A lot of comic cons start up every year, but we're the first to have the largest (first-time) comic con in North American history in little Salt Lake City. We got on their radar and we grew out of nowhere to become the third-largest comic con in our first year, so that really got a lot of attention. —Bryan Brandenburg
SALT LAKE CITY — It is a period of civil war between comic and pop culture conventions.
San Diego Comic-Con International has sued Salt Lake Comic Con for using the moniker "Comic Con" in its name and promotional materials, filing their trademark complaint in Southern California's U.S. District Court on Thursday.
The 16-page complaint alleges federal trademark infringement and false designation of origin against Dan Farr Productions and Newspaper Agency Co. The suit comes after the nearly year-old Salt Lake Comic Con refused to bend before a cease and desist letter issued by the longstanding West Coast convention.
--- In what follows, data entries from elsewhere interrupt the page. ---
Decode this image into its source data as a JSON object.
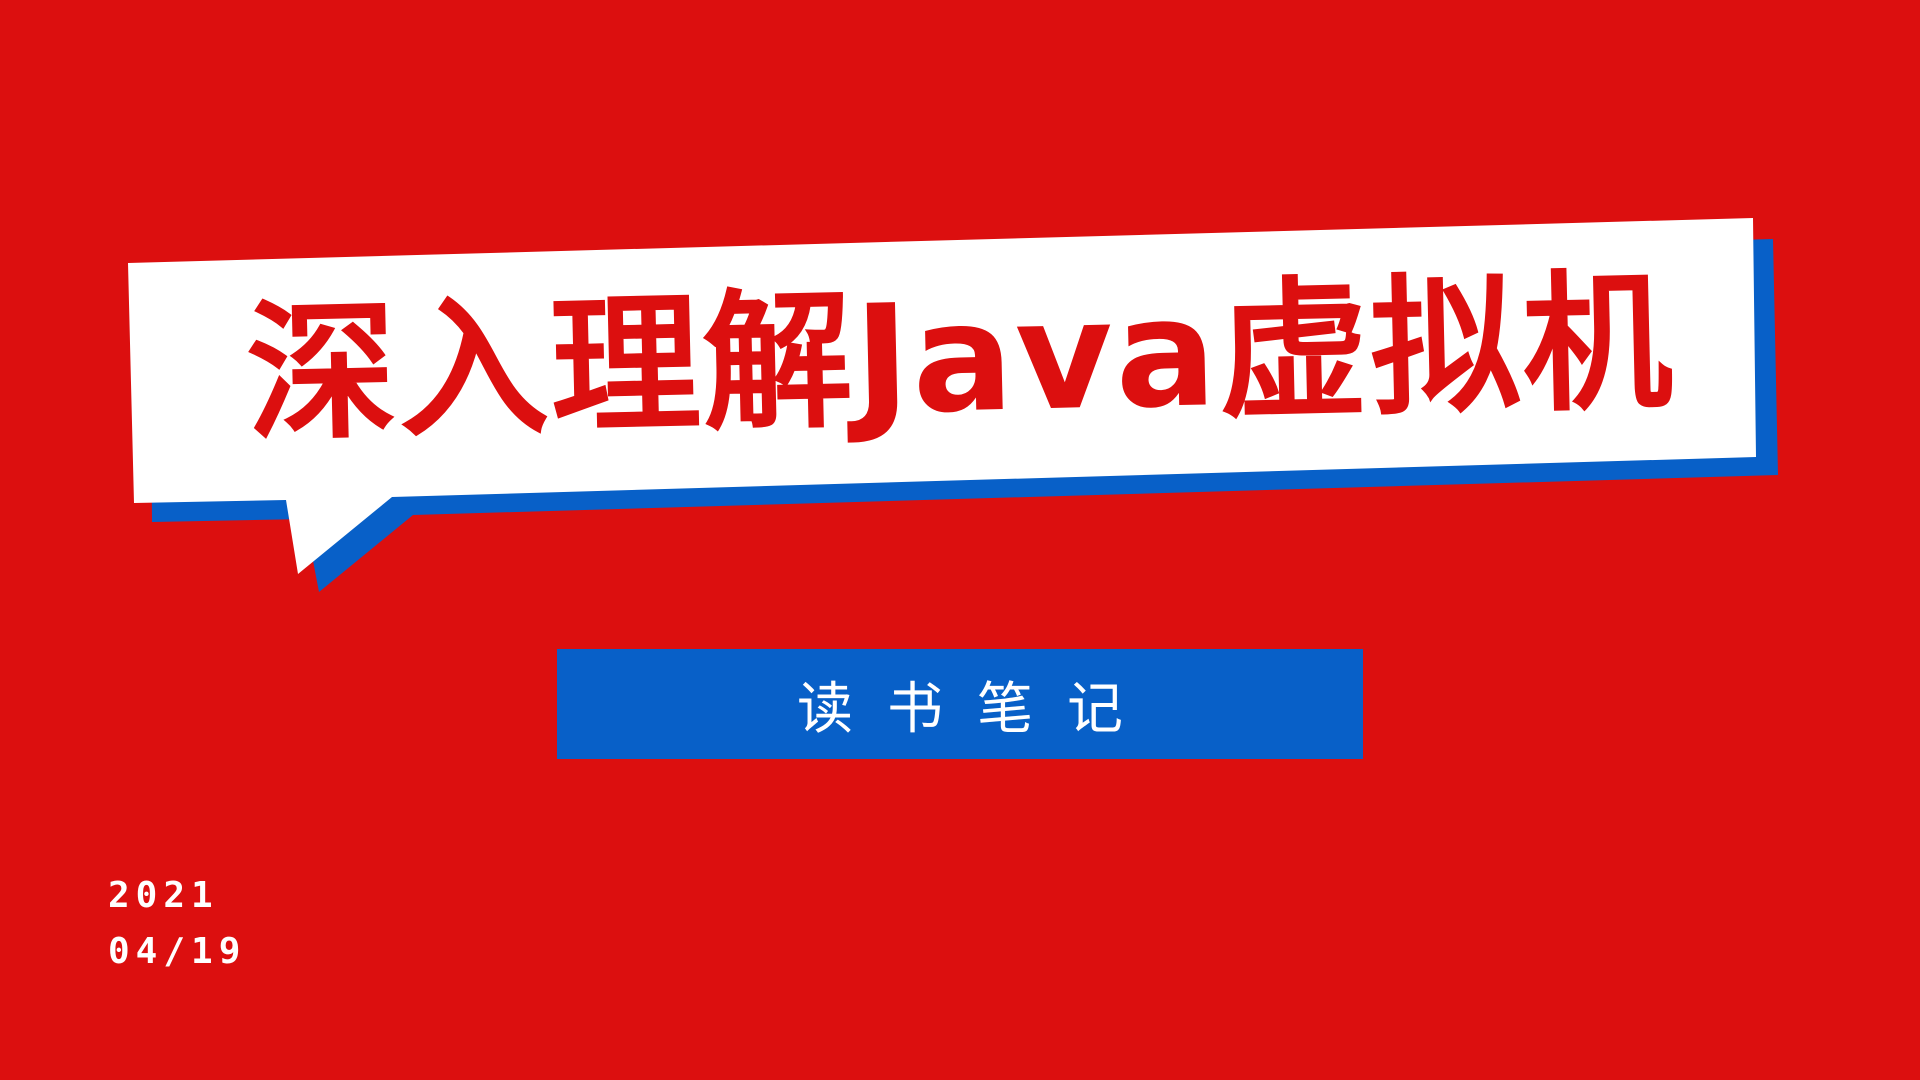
{
  "colors": {
    "background": "#dc0f0f",
    "bubble_fill": "#ffffff",
    "bubble_shadow": "#0860c8",
    "title_text": "#dc0f0f",
    "subtitle_box": "#0860c8",
    "subtitle_text": "#ffffff",
    "date_text": "#ffffff"
  },
  "title": "深入理解Java虚拟机",
  "subtitle": "读书笔记",
  "date": {
    "year": "2021",
    "month_day": "04/19"
  }
}
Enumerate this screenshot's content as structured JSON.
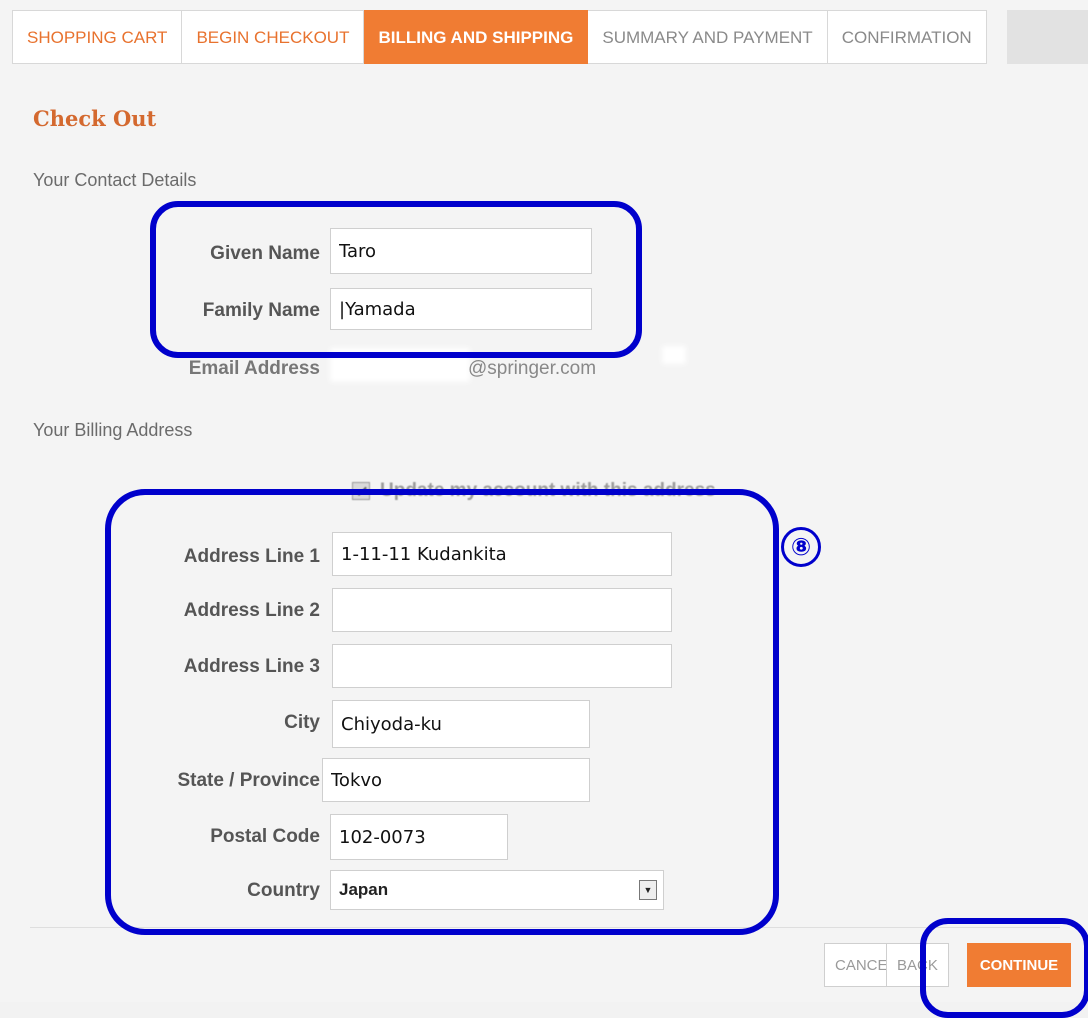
{
  "steps": [
    {
      "label": "SHOPPING CART",
      "state": "done"
    },
    {
      "label": "BEGIN CHECKOUT",
      "state": "done"
    },
    {
      "label": "BILLING AND SHIPPING",
      "state": "active"
    },
    {
      "label": "SUMMARY AND PAYMENT",
      "state": "todo"
    },
    {
      "label": "CONFIRMATION",
      "state": "todo"
    }
  ],
  "page": {
    "title": "Check Out",
    "contact_section": "Your Contact Details",
    "billing_section": "Your Billing Address"
  },
  "contact": {
    "given_name_label": "Given Name",
    "given_name": "Taro",
    "family_name_label": "Family Name",
    "family_name": "|Yamada",
    "email_label": "Email Address",
    "email_visible": "@springer.com"
  },
  "billing": {
    "update_account_label": "Update my account with this address",
    "update_account_checked": true,
    "address1_label": "Address Line 1",
    "address1": "1-11-11 Kudankita",
    "address2_label": "Address Line 2",
    "address2": "",
    "address3_label": "Address Line 3",
    "address3": "",
    "city_label": "City",
    "city": "Chiyoda-ku",
    "state_label": "State / Province",
    "state": "Tokvo",
    "postal_label": "Postal Code",
    "postal": "102-0073",
    "country_label": "Country",
    "country": "Japan"
  },
  "buttons": {
    "cancel": "CANCEL",
    "back": "BACK",
    "continue": "CONTINUE"
  },
  "annotation": {
    "marker": "⑧"
  },
  "colors": {
    "accent": "#f07c33",
    "highlight": "#0000cc"
  }
}
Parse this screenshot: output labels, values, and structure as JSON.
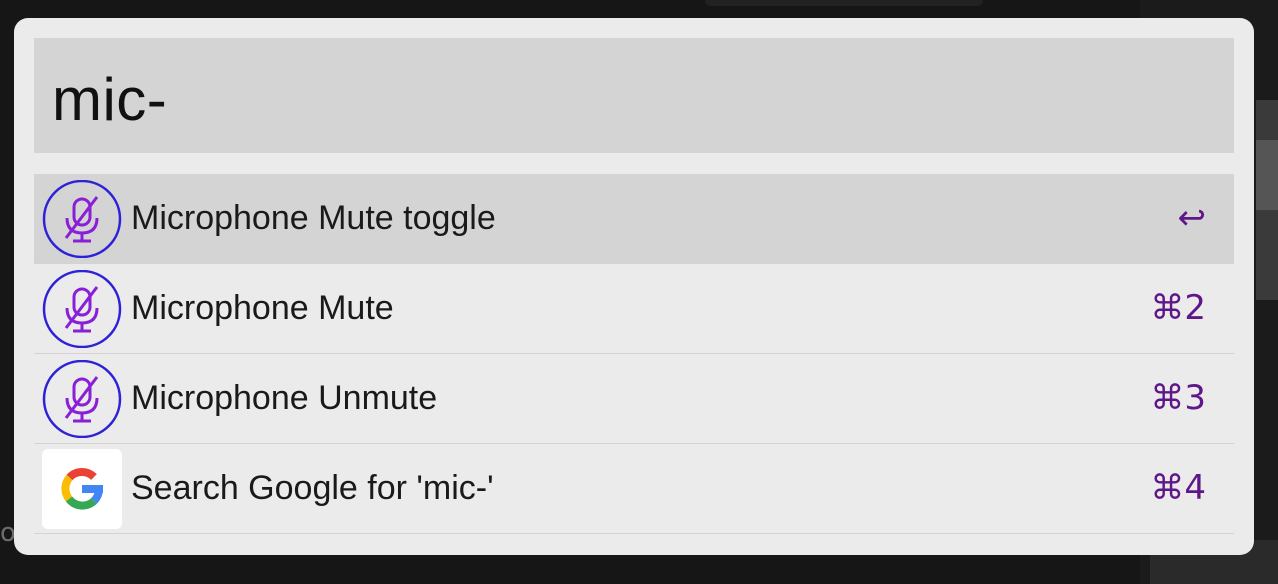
{
  "search": {
    "query": "mic-"
  },
  "results": [
    {
      "label": "Microphone Mute toggle",
      "shortcut": "↩",
      "icon": "mic-mute-icon",
      "selected": true
    },
    {
      "label": "Microphone Mute",
      "shortcut": "⌘2",
      "icon": "mic-mute-icon",
      "selected": false
    },
    {
      "label": "Microphone Unmute",
      "shortcut": "⌘3",
      "icon": "mic-mute-icon",
      "selected": false
    },
    {
      "label": "Search Google for 'mic-'",
      "shortcut": "⌘4",
      "icon": "google-icon",
      "selected": false
    }
  ],
  "background": {
    "edge_char": "o"
  },
  "colors": {
    "shortcut": "#5f1788",
    "mic_ring": "#2e22d6",
    "mic_glyph": "#8a1fd8",
    "panel": "#ebebeb",
    "selected_row": "#d4d4d4"
  }
}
Dan Farr and Bryan Brandenburg, the founders of Salt Lake Comic Con, said Friday they fully expected SDCC to respond with a lawsuit following their press conference earlier this week announcing they wouldn't shed the comic con name without a fight.
"If we lose, everybody loses," Brandenburg said. "We feel very strong that we're not doing anything that everyone else isn't doing."
Salt Lake Comic Con organizers have been steadfast in their very public assertion that SDCC has no right to the name, citing San Diego Comic-Con's failed efforts to sue Chicago Comiccon organizers over its name in 1996.
Salt Lake Comic Con is among dozens of conventions across the country and the world that brand their events as comic cons. San Diego Comic-Con holds the trademark on "Comic-Con," with a hyphen, but abandoned its 1995 bid for the rights to "Comic Con," with a space.
In a statement issued Friday, San Diego Comic-Con argued that Salt Lake Comic Con has been efforting "an aggressive marketing campaign directed at SDCC fans, attendees and exhibitors," including bringing an Audi R8 Spyder decked in Salt Lake Comic Con advertising to the California convention last month.
Salt Lake Comic Con's name and promotion has confused fans and exhibitors who believe the two conventions are affiliated in some way, SDCC says. They are not.
Brandenburg claims Salt Lake Comic Con will be backed by a host of unnamed promoters from around the country who also brand their events as comic cons.
"It's some of the biggest players in the business," he said.
Salt Lake Comic Con organizers believe they came into SDCC's sights with their near-instant success in the past year.
"A lot of comic cons start up every year, but we're the first to have the largest (first-time) comic con in North American history in little Salt Lake City," Brandenburg said. "We got on their radar and we grew out of nowhere to become the third-largest comic con in our first year, so that really got a lot of attention."
Salt Lake Comic Con attracted 72,000 guests to its inaugural event last fall and had 100,000 at its FanX convention in April, while San Diego Comic-Con regularly tops 130,000 attendees. Brandenburg predicted last month that the 2014 Salt Lake Comic Con, happening Sept. 4-6, could draw as many as 120,000 guests.
Salt Lake Comic Con organizers assured this week that the name battle will not impact this September's convention or hinder their ability to attract big-name celebrity guests.